Contact
Société de la Saskatchewan
Société historique de la Saskatchewan

Des histoires

Maudit soit le Canadien Pacifique!

La mise en valeur des terres agricoles de l'Ouest canadien aurait été de toute évidence impossible sans la construction d'un réseau de voies ferrées pour acheminer le grain vers les ports de mer. Mais point n'est besoin d'ajouter que les agriculteurs n'ont jamais porté les compagnies ferroviaires dans leur coeur, celles-ci cherchant à augmenter leurs profits au dépens de ceux-là, qui en retour les tiennent responsables de bon nombre de leurs déboires. On rapporte le bon mot selon lequel un fermier qui venait de voir ses magnifiques champs de blé détruits par la grêle, leva le poing vers le ciel et s'écria: «Maudit soit le Canadien Pacifique!»
Ce fut sans nul doute aussi le cri de la famille Gaudreau, qui eut à endurer plusieurs privations à cause du Canadien Pacifique.

D'origine québécoise, Euclide Gaudreau, son épouse Angéline et leurs six enfants s'établissent en 1908 dans le district d'Olga, tout à fait au nord-est du Dakota-Nord. Euclide travaille comme «homme à gages» pour un agriculteur, sans possibilité de s'établir à son compte: les homesteads ont déjà tous été pris dans ce coin des États-Unis et les terres se vendent à bon prix. Après la naissance de son quatrième fils en 1911, il vient explorer à l'automne les environs de Naicam, se réservant un homestead dans un district déjà peuplé de Canadiens français et de Métis, au sud-ouest du village. Ces familles ont pour nom Beauchamp – c'est d'ailleurs le nom du bureau de poste –, Morin, Coutu, Messier, Chenail, Carrière, Perron, Tourond, Langevin, Turgeon, Gamache, Brindamour, Marchand, Didier, Corriveau, Savoie, Prince, Ménard, Ruest, Martineau, Bruneau, Desmarais et Chauvin. La famille Gaudreau se met en route au printemps suivant; le linge, le mobilier et les autres effets sont expédiés par chemin de fer, sauf quelques vêtements qu'on empile dans une valise pour le voyage.

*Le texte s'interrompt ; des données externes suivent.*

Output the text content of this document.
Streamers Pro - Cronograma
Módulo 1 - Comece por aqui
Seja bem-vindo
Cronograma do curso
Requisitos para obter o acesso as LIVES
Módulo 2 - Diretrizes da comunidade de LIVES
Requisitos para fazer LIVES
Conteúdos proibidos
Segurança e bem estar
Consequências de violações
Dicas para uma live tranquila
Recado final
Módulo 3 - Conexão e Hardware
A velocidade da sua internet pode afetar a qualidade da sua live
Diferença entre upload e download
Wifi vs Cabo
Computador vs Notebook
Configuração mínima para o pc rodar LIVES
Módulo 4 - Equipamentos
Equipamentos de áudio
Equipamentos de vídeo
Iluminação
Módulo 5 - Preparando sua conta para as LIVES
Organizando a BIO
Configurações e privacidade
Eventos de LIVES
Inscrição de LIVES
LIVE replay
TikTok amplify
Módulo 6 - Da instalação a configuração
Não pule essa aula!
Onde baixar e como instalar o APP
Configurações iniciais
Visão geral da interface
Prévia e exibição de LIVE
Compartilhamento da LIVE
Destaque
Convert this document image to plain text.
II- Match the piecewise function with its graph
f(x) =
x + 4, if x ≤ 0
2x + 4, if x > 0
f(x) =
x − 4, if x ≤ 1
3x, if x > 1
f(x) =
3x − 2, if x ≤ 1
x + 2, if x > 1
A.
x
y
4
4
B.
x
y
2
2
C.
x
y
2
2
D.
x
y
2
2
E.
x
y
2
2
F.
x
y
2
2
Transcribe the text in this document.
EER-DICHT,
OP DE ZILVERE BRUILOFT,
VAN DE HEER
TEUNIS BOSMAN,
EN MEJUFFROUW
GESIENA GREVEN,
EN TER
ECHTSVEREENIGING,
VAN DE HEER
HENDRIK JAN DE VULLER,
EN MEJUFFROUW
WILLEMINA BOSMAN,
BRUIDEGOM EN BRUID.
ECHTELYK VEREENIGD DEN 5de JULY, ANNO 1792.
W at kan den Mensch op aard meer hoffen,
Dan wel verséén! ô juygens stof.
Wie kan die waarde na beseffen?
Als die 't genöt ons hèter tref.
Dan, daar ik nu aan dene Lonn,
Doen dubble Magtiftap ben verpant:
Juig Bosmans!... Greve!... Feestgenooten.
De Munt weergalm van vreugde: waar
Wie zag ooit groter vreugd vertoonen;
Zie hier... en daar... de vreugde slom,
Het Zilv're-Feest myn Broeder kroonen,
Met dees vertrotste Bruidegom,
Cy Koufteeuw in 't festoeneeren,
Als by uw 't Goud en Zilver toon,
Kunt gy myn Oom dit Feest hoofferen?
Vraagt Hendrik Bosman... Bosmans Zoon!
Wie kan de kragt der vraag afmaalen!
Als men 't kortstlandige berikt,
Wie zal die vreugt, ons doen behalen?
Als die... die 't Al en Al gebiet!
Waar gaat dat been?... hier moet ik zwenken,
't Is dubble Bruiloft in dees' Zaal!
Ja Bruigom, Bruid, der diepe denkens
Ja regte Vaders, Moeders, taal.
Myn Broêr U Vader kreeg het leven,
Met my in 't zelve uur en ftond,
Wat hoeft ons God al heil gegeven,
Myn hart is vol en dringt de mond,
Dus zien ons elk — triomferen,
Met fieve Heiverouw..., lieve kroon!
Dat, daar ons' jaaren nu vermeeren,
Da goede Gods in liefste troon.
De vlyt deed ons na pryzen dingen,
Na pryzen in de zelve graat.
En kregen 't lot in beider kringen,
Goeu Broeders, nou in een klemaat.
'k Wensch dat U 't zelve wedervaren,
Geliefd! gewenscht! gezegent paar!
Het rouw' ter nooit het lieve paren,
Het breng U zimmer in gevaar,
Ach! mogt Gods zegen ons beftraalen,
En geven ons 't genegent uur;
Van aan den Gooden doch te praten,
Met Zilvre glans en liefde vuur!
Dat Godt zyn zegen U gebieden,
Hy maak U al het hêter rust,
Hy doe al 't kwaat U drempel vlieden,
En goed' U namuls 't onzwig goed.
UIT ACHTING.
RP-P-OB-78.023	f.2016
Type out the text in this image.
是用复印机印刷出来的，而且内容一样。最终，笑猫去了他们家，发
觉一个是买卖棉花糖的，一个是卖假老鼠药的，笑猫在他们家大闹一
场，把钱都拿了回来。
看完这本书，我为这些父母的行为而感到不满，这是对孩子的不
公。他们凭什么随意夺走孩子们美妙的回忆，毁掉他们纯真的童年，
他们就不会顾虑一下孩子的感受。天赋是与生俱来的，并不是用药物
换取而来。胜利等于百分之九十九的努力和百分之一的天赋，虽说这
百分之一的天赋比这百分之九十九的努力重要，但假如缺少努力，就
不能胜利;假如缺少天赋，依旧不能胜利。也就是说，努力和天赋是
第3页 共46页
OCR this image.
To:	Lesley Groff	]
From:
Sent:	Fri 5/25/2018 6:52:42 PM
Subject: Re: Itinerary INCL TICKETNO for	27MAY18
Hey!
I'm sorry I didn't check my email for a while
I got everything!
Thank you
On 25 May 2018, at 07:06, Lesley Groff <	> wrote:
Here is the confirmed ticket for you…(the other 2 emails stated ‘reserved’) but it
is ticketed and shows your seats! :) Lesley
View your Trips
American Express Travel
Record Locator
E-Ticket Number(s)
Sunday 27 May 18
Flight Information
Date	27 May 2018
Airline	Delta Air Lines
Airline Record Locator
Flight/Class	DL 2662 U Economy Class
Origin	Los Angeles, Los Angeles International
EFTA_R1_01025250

Les débuts sont difficiles. La famille s'installe dans une cabane dont le toit fuit. Euclide achète une vache, son veau et trois porcelets; le lait doit être partagé avec le veau et les porcelets. Il fait labourer un bout de terrain pour planter un jardin, mais une gelée hâtive détruira la récolte à l'automne. Il s'occupe à creuser des puits dans la région et exerce aussi le métier de menuisier dans la colonie allemande d'Englefeld à une trentaine de kilomètres plus au sud. L'hiver approche à grands pas et la famille n'a pas encore reçu de nouvelles de ses effets: pas de vêtements d'hiver, pas de lits, pas même de poêle pour chauffer la cabane. On ne peut plus attendre. Gaudreau déniche un vieux poêle tout juste bon à jeter aux ordures, le rafistole tant bien que mal avec du fil de fer et l'installe dans une grande boîte de sable, placée au milieu de la cuisine. La famille s'y s'entasse, car c'est la seule pièce qu'on parvient à attiédir. Elle n'est pourtant pas au bout de ses peines. Entre la Noël et le Nouvel An, la maison des voisins, les Brindamour, est la proie des flammes. Les Gaudreau ouvrent généreusement leur porte: dix autres personnes s'installent alors dans la cabane. La nuit, les chaises sont empilées sur la table pour laisser plus de place sur le plancher. Heureusement que M. Brindamour parvient à rebâtir sa maison de «logues» en moins d'un mois, au creux de l'hiver!

Finalement, en février 1913, presque un an après leur départ des États-Unis, les Gaudreau apprennent ce qui est arrivé à leurs effets. Ils moisissent depuis belle lurette dans un entrepôt, car à la suite d'une erreur de calcul, il manque 1,75 $ pour acquitter les frais d'expédition et de douane, et la compagnie attend tout bêtement son dû. Que de sacrifices auraient pu être évités si seulement l'agent de la compagnie de chemin de fer s'était donné un peu de peine...

(adapté de Gleanings Along the Way: a history of Naicam, Lac Vert and surrounding districts, Intercollegiate Press, Winnipeg, 1980, p. 321-322)





 
(e0)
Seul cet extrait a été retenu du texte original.